Frenó y se detuvo delante del pequeño establecimiento, cuyo escaparate anunciaba en letras doradas «el exquisito helado de Strawberry Bay». Annie bajó del coche en calcetines.
—¿Quieres algo?
Griffin lo negó con la cabeza, perplejo.
Annie le enseñó su hoyuelo mientras se desabrochaba un par de botones del cuello de la blusa. A continuación, cruzó los brazos por delante para asir el borde de la larga blusa, se la sacó por la cabeza y la arrojó sobre el asiento. Bajo la blusa llevaba una camiseta negra con escote en forma de uve. Entonces, giró sobre sus talones y entró en la tienda.
Tanto movimiento dejó a Griffin mareado.
Era imposible que el bonito cuerpo menudo de Annie le produjera ese efecto. No era la primera vez que se percataba de que las mujeres tenían senos. Muchas de ellas también contaban con cinturas de avispa y caderas. Aun así, resultaba desconcertante comprobar que, en algún momento durante su ausencia, o quizá antes, cuando no la estaba mirando, Annie había desarrollado la clase de senos altos e insolentes y caderas de curva suave en los que costaba no fijarse.
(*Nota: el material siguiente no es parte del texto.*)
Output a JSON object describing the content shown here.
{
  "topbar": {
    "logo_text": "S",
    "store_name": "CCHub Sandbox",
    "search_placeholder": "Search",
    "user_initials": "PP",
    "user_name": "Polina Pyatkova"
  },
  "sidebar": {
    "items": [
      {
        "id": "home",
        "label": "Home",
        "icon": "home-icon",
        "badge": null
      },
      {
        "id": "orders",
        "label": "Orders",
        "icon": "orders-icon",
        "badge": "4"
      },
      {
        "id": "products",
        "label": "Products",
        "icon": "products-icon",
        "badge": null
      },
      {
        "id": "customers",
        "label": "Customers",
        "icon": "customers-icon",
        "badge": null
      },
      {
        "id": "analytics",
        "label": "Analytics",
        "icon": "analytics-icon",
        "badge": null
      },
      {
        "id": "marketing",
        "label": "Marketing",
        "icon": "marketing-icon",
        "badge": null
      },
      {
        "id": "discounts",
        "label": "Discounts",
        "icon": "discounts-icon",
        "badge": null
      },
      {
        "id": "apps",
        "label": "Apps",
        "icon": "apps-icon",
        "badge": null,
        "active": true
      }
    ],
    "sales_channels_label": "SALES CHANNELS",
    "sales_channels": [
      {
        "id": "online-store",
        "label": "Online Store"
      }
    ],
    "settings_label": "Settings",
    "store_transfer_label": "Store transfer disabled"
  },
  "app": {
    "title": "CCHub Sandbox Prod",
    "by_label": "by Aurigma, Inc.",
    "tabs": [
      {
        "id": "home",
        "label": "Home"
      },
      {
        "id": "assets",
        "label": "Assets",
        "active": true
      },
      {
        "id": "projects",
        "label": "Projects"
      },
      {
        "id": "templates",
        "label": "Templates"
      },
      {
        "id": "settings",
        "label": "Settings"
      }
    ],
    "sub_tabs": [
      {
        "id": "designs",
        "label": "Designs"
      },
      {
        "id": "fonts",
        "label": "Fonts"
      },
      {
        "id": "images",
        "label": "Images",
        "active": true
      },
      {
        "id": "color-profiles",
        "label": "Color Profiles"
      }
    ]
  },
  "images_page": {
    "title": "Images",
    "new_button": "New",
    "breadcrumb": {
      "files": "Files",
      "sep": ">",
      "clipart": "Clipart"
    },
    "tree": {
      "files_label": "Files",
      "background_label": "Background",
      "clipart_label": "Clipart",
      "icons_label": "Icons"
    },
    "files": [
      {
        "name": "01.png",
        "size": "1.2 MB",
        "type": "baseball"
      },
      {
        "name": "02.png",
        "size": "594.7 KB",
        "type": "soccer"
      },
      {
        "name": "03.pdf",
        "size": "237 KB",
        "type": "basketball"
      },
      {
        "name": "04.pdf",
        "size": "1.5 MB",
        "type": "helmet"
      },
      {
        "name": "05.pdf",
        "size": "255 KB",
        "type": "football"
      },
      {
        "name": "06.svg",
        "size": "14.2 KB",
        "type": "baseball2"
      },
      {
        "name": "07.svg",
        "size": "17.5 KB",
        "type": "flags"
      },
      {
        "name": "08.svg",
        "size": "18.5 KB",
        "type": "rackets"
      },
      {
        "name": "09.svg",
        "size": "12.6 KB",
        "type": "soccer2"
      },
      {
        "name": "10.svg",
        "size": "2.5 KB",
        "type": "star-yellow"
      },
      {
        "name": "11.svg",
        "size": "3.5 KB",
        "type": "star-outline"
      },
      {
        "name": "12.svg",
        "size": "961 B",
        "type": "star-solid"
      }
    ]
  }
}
Griffin se pasó una mano por el pelo y arrancó la mirada de la puerta del establecimiento. ¿Qué importaba el aspecto que tuviera Annie? Annie era Annie, la hija del ama de llaves. La pequeña Annie.
«Annie hecha una mujer».
Desechó aquel pensamiento y no le costó demasiado trabajo volver a pensar en ella como en una niña cuando regresó al asiento con un enorme cucurucho de helado en la mano.
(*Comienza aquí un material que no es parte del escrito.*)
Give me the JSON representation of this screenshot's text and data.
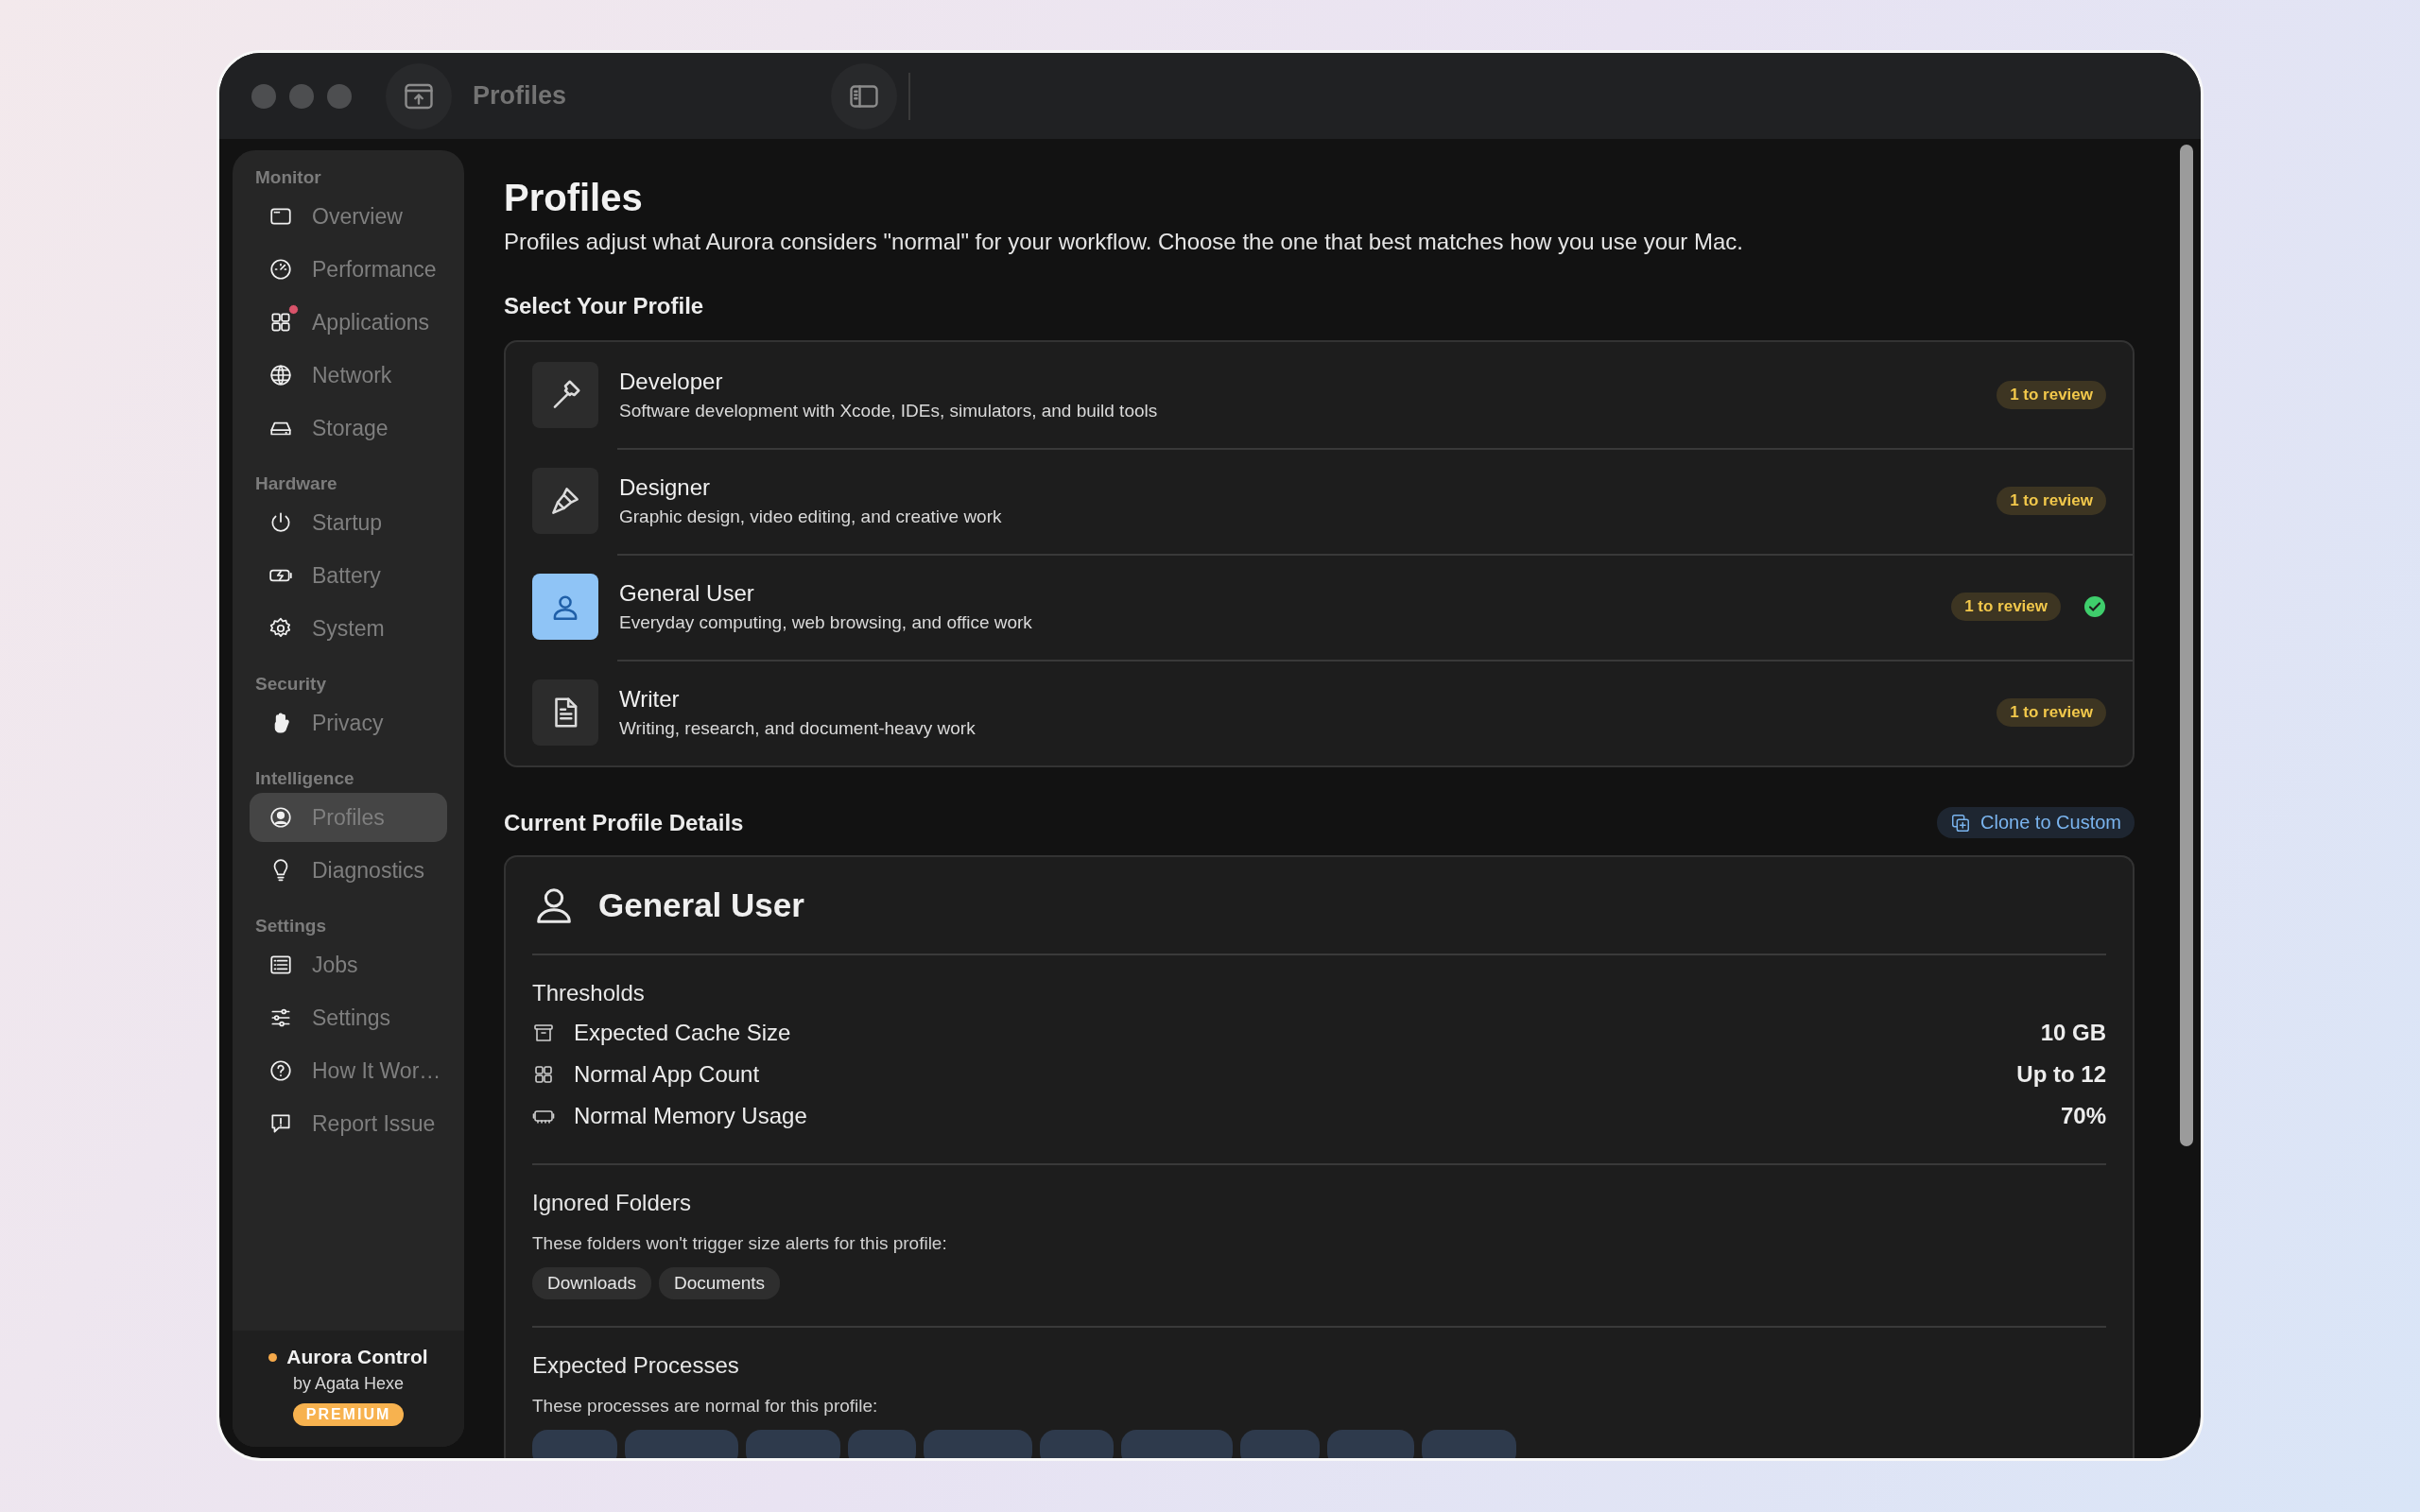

—De trufa y chocolate, con salsa de chocolate —anunció, con todo el deleite de una niña a punto de paladear un dulce. Sin embargo, cuando su boca de mujer se entreabrió para sacar la lengua y lamer el helado, Griffin se apresuró a desviar la vista y a arrancar el coche.
—¿No te dio tiempo a desayunar esta mañana? —preguntó en tono desenfadado. Annie tragó el primer lametón.
—Quería helado.
—Bien —entonces, vaciló. Annie también había usado esa palabra, había dicho que estaba «bien», pero su impulso de deshacerse de las zapatillas y la repentina necesidad de dulce volvió a inquietarlo un poco—. ¿Seguro que no te pasa nada, Annie?
—Mm.
Griffin se incorporó de nuevo a la carretera. El balbuceo de Annie transmitía convicción, pero no suavizó su nerviosismo. Quería quedarse tranquilo de que la vivencia de aquella mañana no la había afectado porque, por extraño que pareciera, tenía la terrible premonición de que a él sí que podía afectarlo. Carraspeó.
—¿Seguro?
—Mm —volvió a emitir el mismo sonido.
La miró y enseguida comprendió por qué no era más explícita. Estaba bastante ocupada sosteniendo el cucurucho en una mano mientras la otra desaparecía en el frente de su camiseta. Cuando la sacó, cambió el cucurucho de mano y deslizó los dedos por debajo de la manga corta y después... tiró hacia abajo.
Griffin esperaba de corazón que no se aproximara ningún coche en dirección contraria, porque habría sido incapaz de desviar la mirada aunque le hubiera costado la vida. Había oído hablar de aquel arrebato femenino; entre hombres, casi era una broma de vestuario, pero nunca había sido testigo de nada parecido y siempre lo había considerado una leyenda urbana.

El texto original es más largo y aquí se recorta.